Whether you do it, or you don’t, you probably have an opinion about it.
According to a survey from the digital information world, out of one-thousand people questioned, 55% of them shared their locations with a significant other. Relationship Coach Derek Triplett cautions this though.
"Just the word tracking, that I have to track my partner, bells, whistles, red flags, should be going up if I have to track my partner," he said.
Triplett says he doesn’t really see how tracking your spouse is beneficial to a relationship.
"If you don’t have controlling issues, if you don’t have trust issues – if you trust your spouse – there’s no reason to have it."
For some people like Brittany Peach, it’s a safety issue for her and her husband.
"I track my husband only because of work because he drives all day long, so I want to make sure you know that he’s doing ok and if he isn’t answering for a long time then maybe he’s not in an accident or something," Peach said.
If you’re using it for a safety reason, Triplett said that’s ok in certain situations.
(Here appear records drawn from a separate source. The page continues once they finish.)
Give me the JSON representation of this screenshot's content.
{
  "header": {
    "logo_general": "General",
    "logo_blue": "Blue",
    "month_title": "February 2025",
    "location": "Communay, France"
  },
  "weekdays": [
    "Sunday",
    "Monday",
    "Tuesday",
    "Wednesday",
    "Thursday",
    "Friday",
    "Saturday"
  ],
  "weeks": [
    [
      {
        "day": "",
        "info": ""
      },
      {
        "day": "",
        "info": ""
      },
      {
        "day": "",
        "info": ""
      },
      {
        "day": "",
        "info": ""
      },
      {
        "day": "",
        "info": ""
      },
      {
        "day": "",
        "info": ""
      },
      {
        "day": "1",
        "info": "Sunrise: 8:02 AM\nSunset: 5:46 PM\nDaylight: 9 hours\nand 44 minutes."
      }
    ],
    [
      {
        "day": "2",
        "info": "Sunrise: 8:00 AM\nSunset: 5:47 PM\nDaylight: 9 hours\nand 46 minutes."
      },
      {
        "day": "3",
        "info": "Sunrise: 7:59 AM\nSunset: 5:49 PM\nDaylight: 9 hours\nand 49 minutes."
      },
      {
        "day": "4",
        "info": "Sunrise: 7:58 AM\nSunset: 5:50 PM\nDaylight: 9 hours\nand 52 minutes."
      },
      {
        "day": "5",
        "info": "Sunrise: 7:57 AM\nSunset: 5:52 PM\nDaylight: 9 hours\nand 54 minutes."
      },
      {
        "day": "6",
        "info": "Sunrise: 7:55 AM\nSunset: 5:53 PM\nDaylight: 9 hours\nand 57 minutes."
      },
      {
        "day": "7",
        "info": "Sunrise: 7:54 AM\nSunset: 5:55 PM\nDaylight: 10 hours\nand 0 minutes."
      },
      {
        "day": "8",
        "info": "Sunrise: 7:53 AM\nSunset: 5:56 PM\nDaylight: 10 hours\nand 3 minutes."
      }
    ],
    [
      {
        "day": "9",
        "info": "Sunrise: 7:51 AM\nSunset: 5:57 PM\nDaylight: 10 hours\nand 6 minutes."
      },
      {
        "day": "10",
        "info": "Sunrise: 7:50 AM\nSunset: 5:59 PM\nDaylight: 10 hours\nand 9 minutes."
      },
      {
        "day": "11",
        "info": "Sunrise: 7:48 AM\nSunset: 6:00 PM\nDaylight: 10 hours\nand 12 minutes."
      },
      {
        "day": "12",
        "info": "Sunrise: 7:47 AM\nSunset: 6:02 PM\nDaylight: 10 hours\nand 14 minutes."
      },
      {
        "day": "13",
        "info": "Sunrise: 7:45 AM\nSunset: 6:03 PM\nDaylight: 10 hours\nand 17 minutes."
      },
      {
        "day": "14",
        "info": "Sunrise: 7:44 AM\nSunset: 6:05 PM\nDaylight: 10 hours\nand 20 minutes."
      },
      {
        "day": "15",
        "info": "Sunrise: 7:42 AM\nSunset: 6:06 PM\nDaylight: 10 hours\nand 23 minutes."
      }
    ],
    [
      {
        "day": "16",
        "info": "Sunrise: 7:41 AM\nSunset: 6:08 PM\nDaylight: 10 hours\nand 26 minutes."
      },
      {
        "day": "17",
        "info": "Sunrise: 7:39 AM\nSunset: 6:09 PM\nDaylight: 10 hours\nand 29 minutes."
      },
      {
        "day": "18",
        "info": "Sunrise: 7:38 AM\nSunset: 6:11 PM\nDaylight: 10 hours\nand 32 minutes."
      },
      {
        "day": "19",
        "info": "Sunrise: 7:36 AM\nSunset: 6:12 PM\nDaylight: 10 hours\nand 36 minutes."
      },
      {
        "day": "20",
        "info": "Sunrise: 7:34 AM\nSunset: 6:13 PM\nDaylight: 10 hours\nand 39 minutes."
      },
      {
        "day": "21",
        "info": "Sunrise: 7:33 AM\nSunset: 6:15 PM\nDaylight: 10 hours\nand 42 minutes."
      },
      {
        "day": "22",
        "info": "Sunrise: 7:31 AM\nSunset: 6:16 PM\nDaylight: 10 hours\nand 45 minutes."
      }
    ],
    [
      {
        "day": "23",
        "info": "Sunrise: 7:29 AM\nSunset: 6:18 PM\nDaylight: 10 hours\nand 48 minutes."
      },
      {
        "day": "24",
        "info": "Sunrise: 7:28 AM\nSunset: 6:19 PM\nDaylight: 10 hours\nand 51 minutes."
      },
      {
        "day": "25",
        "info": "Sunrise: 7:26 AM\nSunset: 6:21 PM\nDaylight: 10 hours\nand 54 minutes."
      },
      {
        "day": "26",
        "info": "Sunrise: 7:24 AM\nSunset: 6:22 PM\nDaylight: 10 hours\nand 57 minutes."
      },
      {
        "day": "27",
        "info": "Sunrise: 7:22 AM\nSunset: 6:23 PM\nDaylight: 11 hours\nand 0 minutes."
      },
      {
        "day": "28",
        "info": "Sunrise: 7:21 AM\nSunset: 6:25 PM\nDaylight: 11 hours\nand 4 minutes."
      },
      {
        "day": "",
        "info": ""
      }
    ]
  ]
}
"When it comes to those kinds of emergencies, crises, that type of thing, that’s cool. But to just say, hey, you should always have this on. So I should always be able to know exactly where you are, and exactly where you’re going. You probably shouldn’t be in a relationship."
In some situations, someone could be tracking you and you may not even know it. Here are some things to look out for.
If someone is spying on your phone, your phone will get really hot. Spyware running in the background can make your phone work harder and put out more heat. That could also be the reason your battery drains quickly.
A tapped phone also uses a lot of data, so check to see if your monthly data usage is higher than normal. Sometimes, the malware on your phone can interfere with its normal functioning causing your phone to reboot unexpectedly.
Even when you’re the one shutting the phone down, it could take a long time to shut down if the phone is transmitting data to someone else.
If you give consent to have your spouse use devices to track you, always be clear about your intentions.
"If two people can agree that, that’s how they want to operate their relationship, and they can operate it in a very, very healthy way, then they rock the way they rock," Triplett said.